In total, we have a script that converts a word into ASCII text, which generates another script that requests a site page with assonances via OpenSSL from the server. And then we redirect the output of the last script to a file and, in the old fashioned way, pass it through "filters" extra, squares and add to the file.

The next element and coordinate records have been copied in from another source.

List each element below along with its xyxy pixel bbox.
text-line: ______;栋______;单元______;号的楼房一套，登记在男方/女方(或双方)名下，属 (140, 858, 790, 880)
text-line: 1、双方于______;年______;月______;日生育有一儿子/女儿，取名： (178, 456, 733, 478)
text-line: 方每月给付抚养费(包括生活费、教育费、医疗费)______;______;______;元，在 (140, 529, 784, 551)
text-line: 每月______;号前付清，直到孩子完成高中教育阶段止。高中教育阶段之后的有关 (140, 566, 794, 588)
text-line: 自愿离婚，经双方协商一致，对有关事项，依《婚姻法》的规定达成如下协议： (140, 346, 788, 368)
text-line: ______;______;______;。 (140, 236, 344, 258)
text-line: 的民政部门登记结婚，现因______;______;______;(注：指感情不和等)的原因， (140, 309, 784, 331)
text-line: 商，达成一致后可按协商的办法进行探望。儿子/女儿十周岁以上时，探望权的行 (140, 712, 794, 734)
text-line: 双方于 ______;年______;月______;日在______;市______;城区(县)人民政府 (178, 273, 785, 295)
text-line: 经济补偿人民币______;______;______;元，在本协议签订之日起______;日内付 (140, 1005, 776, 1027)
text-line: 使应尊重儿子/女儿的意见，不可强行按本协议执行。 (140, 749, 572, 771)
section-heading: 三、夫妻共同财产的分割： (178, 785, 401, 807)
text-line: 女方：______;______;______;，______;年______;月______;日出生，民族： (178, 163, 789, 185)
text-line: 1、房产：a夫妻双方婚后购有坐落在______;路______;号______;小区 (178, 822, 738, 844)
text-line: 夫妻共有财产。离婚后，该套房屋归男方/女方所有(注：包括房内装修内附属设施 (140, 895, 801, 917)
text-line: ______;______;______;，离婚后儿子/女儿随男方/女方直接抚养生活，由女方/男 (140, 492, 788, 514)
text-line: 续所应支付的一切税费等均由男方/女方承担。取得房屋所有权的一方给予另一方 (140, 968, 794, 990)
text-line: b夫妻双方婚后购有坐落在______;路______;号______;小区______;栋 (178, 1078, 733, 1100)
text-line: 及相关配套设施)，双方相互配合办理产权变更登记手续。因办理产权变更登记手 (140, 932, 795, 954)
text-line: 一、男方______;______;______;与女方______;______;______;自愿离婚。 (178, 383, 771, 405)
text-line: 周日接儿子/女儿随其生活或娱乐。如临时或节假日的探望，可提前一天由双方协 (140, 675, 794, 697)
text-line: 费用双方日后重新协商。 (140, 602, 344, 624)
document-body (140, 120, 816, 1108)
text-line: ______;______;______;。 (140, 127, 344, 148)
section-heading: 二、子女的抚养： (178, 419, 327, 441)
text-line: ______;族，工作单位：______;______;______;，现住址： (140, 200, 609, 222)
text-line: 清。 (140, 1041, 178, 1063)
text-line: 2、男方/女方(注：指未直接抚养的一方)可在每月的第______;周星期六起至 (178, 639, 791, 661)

Intersection of many. Outcome

Actually this is what causes the least problems. We perform the above procedures for two words, then from two lists we compare each word with each and if a match is found, we display it. Now we have a script that takes two words as input and displays a list of words that rhyme with both of them, and even taking into account assonances, and all this without manually switching between four tabs and memorizing the words "by eye" - that's all collected, accounted for and discarded automatically. Wonderful.

The purpose of this publication was to show that if a person needs something, then he will do it anyway. Very inefficient, crooked, creepy, but it will work.